Eastwood, el viejo Clint, ese hombre de una sola pieza que la crítica quiso ver en él, el fascista chulesco, el poli violento, el vaquero duro y mesiánico, hasta fantasmagórico, de los años setenta, el heredero de John Wayne (dicen que era el único actor de western que el Duke aceptaba), se ha encargado en este último tramo de su carrera, como director, de desdecir en buena parte eso que se decía, y se decía tantas veces, de él, reflejando un modo de pensar que echa por tierra la idea de las dos Américas, la republicana y la demócrata, y contando cada vez con más tino que los seres humanos están siempre por encima de sus referentes políticos, siempre de paso.
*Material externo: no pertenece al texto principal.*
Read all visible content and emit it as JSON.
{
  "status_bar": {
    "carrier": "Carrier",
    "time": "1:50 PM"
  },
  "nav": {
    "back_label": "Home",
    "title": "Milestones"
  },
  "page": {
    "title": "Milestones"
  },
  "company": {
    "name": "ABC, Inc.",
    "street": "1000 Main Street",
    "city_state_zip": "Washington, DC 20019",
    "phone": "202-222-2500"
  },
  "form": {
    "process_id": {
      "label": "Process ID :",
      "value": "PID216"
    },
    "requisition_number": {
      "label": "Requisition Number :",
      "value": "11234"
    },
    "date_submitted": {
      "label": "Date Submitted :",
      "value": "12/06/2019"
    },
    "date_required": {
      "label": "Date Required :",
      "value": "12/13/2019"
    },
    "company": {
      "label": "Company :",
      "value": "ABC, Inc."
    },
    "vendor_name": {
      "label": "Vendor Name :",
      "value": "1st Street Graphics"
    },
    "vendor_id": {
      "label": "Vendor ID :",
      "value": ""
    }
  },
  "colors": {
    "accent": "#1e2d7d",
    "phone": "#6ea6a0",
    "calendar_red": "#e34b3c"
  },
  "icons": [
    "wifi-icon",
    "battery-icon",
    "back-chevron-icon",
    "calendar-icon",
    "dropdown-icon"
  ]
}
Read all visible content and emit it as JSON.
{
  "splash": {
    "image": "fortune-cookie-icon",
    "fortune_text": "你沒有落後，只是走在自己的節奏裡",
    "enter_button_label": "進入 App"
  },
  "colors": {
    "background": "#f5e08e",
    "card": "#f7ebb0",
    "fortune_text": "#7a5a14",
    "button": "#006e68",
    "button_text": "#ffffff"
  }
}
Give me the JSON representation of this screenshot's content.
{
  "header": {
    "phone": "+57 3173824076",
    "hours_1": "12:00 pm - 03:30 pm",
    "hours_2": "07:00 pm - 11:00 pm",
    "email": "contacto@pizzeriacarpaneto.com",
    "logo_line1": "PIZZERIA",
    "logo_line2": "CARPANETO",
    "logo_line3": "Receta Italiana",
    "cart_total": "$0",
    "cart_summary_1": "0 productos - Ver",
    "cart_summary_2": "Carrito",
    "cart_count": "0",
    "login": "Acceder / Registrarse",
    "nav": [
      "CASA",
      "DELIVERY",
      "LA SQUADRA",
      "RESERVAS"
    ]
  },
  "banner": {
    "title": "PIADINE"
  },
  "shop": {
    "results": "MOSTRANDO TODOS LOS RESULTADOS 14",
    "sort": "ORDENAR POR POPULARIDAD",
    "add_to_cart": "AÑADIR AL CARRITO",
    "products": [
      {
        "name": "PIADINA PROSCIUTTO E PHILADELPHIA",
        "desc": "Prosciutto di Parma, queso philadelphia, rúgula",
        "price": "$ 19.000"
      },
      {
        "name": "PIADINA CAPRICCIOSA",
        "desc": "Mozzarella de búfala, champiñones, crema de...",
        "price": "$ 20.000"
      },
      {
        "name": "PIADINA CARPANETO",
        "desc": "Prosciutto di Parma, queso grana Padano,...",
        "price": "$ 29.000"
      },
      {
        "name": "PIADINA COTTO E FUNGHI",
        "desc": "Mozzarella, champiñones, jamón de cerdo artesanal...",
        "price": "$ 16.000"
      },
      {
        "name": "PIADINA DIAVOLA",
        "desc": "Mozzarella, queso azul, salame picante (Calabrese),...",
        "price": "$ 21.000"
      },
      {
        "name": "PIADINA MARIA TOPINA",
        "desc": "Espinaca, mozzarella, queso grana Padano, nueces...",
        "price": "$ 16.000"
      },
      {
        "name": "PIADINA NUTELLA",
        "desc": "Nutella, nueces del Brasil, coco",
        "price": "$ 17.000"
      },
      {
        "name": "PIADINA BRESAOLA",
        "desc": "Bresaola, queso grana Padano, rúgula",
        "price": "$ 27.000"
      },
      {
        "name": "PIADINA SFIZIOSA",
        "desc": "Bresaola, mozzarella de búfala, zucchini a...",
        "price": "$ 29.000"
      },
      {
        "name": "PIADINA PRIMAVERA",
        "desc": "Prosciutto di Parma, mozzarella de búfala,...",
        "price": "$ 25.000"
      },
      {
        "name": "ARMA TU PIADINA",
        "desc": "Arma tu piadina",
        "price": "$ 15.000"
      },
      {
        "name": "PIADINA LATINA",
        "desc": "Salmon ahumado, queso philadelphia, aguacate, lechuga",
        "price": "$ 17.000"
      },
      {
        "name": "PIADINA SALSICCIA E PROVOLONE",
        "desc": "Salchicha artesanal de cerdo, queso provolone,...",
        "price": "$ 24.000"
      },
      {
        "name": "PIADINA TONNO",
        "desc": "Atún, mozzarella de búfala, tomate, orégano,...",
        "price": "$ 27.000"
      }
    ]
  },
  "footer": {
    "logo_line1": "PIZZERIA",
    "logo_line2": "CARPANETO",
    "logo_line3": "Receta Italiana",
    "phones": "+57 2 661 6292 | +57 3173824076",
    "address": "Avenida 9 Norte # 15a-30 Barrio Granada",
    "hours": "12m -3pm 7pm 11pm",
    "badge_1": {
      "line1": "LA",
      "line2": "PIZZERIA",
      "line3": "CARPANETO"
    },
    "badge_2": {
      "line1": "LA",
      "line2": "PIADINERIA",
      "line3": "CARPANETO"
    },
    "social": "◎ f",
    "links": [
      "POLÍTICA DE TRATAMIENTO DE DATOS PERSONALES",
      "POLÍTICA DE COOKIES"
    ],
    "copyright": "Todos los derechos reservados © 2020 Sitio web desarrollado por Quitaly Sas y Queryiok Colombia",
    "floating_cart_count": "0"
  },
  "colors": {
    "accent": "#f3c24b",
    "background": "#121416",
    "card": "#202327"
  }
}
Eastwood, que como todos ha dirigido también cine comercial y a veces cine comercial malo, entrega en este Gran Torino una visión lúcida y casi despegada de su propia carrera cinematográfica. No es difícil reconocer momentos que recuerdan a grandes momentos de sus anteriores filmes como protagonista, una reflexión sobre su carrera que, en las escenas finales, quizá ponga la sombra de la duda sobre la validez a la solución que de los problemas de convivencia diarios damos por sentada en el cine y la televisión.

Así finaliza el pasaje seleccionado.